Although arbitrators will generally require a progressive disciplinary approach in response to workplace-related misconduct, such an approach may not be appropriate when it comes to some of the most serious forms of misconduct. What contextual factors will come into play when considering whether summary discharge is warranted in response to a given incident? Are there any types of misconduct which will justify a “zero tolerance” approach? In this session, Lancaster’s experts will discuss these and other questions relating to discharge and discipline.
- Progressive discipline: What are the fundamentals of progressive discipline? What steps should an employer follow in trying to correct an employee’s behaviour? What can employers do with regard to a worker who won’t follow the rules? When is it apparent that an employee has been given a chance to reform his or her behaviour and will not comply?
- When is misconduct a firing offence? What kinds of offences are so egregious that summary discharge is justified?
- Dishonesty: What type of conduct will “irreparably damage” the relationship of trust between the employer and employee such that automatic discharge is warranted? Is it necessary for an employee to have benefited economically from his or her dishonesty to justify discharge? Should discipline be proportional to the particular form of dishonesty involved? In what circumstances will the dishonest recording of attendance, sick leave abuse or time-theft warrant discharge?

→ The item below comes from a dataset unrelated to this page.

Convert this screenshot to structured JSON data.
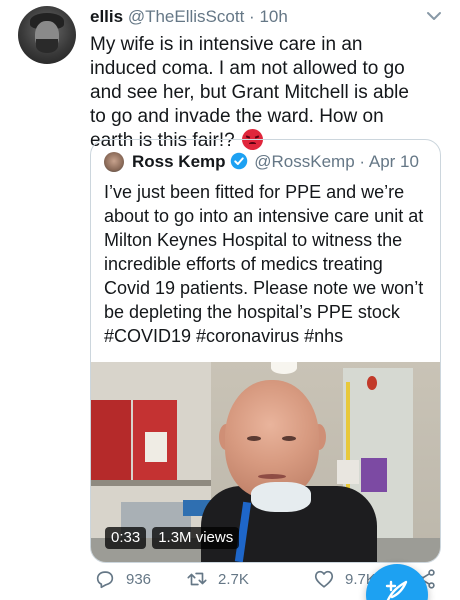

- Theft: Is discharge the presumptive response in cases of workplace theft? Does it matter whether the theft occurred in an unsupervised setting? Does the value of stolen goods affect the decision about whether or not to discharge the employee? How much difference does the employment context make – e.g. is theft in the retail sector properly a matter for zero-tolerance?
- Threats, violence and harassment: When is progressive discipline the appropriate approach towards threats, violence, and harassment? When will summary discharge be upheld for violence and harassment? Has the response to harassment changed after the implementation of anti-bullying statutes such as Bill 168 in Ontario and Bill 14 in B.C.?
- Health and safety misconduct: When will corrective discipline be appropriate when dealing with health and safety violations? When is health and safety-related misconduct a firing offence? Are different approaches appropriate for different kinds of workplaces?
- Alcohol or drug use: What kind of approach to drug and alcohol use in the workplace is most appropriate?
- Factors determining penalty: What are the key distinguishing features between serious offences that are determined to merit discharge and those that do not? To what degree do the following considerations mitigate the misconduct and support a lesser penalty: Seniority? A dire financial situation? The lack of a prior disciplinary record? Admission of guilt? Acceptance of responsibility? Candour? Remorse? Provocation? Is a lack of candour by an employee in the investigation or arbitration process a factor which should be considered when imposing discipline?
- Dismissal and disability: If an employee’s serious misconduct is caused by a disability, how should the employer respond? Should the employer use a “hybrid approach,” distinguishing between culpable and non-culpable factors? When will termination of a disabled employee be warranted? How should employers approach discipline for serious misconduct so as to comply with human rights legislation prohibiting discrimination based on disability?